Probability sampling gives every member of the population an equal chance of being selected.
Non-probability sampling depends on factors other than probability considerations, such as a sampler’s judgment or the convenience of access data. Consequently, there is a significant risk that non-probability sampling might generate a non-representative sample.
Simple Random Sampling
A sampling plan is the set of rules used to select a sample. The basic type of sample from which we can draw statistically sound conclusions about a population is the simple random sample.
A simple random sample is a subset of a larger population created in such a way that each element of the population has an equal probability of being selected to the subset.
The procedure of drawing a sample to satisfy the definition of a simple random sample is called simple random sampling. Simple random sampling is particularly useful when data in the population is homogeneous—that is, the characteristics of the data or observations (e.g., size or region) are broadly similar.
Systematic sampling can be used when we cannot code (or even identify) all the members of a population. With systematic sampling, we select every Kth member until we have a sample of the desired size.
Sampling error is the difference between the observed value of a statistic and the quantity it is intended to estimate as a result of using subsets of the population.
Sampling distribution of a statistic is the distribution of all the distinct possible values that the statistic can assume when computed from samples of the same size randomly drawn fro mthe same population.
Stratified Random Sampling
In stratified random sampling, the population is divided into subpopulations (strate) based on one or more classification criteria. Simple random samples are then drawn from each stratum in sizes proportional to the relative size of each stratum in the population.
Indexing is an investment strategy in which an investor constructs a portfolio to mirror the performance of a specified index.
Cluster Sampling
Cluster Sampling requires the division or classification of the population into subpopulation groups, called clusters.
In this method, the population is divided into clusters, each of which is essentially a mini-representation of the entire populations.

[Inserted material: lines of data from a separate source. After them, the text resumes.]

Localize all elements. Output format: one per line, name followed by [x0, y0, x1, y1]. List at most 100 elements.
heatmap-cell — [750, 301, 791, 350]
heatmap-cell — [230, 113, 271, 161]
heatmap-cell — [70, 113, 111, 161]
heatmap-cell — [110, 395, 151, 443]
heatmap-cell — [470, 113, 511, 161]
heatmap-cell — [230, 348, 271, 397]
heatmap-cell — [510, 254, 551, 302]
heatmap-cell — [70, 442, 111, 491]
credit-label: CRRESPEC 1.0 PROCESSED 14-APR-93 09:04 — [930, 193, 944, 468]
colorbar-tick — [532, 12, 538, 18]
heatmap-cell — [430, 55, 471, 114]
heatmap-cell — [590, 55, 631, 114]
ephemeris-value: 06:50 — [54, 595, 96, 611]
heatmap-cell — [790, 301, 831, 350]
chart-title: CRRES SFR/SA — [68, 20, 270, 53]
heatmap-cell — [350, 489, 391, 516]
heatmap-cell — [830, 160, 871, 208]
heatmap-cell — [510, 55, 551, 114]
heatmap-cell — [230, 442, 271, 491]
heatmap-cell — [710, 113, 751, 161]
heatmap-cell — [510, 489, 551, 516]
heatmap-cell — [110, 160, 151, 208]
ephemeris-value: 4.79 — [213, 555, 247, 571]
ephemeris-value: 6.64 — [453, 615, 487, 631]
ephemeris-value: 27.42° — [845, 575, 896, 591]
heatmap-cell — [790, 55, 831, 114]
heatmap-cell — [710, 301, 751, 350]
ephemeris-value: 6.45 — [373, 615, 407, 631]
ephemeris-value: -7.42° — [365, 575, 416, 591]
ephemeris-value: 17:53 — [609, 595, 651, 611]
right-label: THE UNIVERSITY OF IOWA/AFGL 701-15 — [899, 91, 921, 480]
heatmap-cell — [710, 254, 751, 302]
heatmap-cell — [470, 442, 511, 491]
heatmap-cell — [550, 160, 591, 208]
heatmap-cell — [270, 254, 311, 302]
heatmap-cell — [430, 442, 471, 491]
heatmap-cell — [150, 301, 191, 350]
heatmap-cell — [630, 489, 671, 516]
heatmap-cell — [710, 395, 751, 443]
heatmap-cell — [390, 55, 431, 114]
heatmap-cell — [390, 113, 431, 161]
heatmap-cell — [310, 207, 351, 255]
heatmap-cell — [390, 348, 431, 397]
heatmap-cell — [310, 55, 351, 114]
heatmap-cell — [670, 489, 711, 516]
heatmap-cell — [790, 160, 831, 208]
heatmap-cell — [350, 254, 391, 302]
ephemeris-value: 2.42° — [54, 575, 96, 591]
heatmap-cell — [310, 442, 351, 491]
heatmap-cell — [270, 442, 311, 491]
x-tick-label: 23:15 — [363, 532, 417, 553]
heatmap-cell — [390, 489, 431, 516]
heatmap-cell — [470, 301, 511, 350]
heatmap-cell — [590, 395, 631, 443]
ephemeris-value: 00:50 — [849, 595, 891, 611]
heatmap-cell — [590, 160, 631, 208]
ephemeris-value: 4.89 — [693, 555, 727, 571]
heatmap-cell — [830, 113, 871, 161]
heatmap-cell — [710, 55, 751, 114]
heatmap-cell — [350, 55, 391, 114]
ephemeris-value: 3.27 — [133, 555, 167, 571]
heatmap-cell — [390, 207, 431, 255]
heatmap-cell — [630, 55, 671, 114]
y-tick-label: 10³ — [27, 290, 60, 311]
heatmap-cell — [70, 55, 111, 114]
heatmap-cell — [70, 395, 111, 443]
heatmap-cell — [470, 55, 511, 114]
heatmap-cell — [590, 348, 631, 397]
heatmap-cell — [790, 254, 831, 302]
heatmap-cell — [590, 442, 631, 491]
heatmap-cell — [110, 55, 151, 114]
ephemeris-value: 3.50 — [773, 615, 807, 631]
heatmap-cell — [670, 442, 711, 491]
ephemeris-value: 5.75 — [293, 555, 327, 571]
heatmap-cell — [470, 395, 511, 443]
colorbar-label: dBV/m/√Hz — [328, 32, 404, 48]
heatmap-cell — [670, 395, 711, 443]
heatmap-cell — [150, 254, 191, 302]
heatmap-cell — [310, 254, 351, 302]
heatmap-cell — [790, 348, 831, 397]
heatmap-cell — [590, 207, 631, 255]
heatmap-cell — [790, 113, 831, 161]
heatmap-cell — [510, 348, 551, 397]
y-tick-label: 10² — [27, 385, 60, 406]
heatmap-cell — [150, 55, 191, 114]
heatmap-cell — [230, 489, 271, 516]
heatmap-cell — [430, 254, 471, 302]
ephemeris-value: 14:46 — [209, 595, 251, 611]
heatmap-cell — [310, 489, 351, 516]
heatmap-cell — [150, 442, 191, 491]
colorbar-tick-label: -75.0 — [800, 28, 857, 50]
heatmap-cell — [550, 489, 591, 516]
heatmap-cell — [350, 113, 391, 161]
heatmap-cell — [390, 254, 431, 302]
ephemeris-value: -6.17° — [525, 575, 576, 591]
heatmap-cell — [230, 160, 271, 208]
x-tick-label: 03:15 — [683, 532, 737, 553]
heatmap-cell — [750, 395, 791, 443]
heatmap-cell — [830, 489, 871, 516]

Then certain clusters are chosen as a whole using simple random sampling. If all the members in each sampled cluster are sampled, this sample plan is referred to as one-stage cluster sampling. If a subsample is randomly selected from each selected cluster, then the plan is referred as two-stage cluster sampling.

A major difference between cluster and stratified random samples is that in cluster sampling, a whole cluster is regarded as a sampling unit and only sampled clusters are included. In stratified random sampling, however, all the strata are included and only specific elements within each stratum are then selected as sampling units.
Non-Probability Sampling
- Convenience Sampling: In this method, an element is selected from the population based on whether or not it is accessible to a researcher or on how easy it is for a researcher to access the element. The samples are not necessarily representative of the entire population, and hence the level of sampling accuracy could be limited. The advantage of convenience sampling is that data can be collected quickly at a low cost. In situations such as the preliminary stage of research or in circumstances subject to cost constraints, convenience sampling is often used as a time-efficient and cost-effective sampling plan for a small-scale pilot study before testing a large-scale and more representative sample.
- Judgmental Sampling: This sampling process involves selectively handpicking elements from the population based on a researcher’s knowledge and professional judgment. Sample selection under judgmental sample can be affected by the bias of the researcher and might lead to skewed results that do not represent the whole population. In circumstances where there is a time constraint, however, or when the specialty of researchers is critical to select a more representative sample than by using other probability or non-probability sampling methods, judgmental sampling allows researchers to go directly to the target population of interest. For example, when auditing financial statements, seasoned auditors can apply their sound judgment to select accounts or transactions that can provide sufficient audit coverage.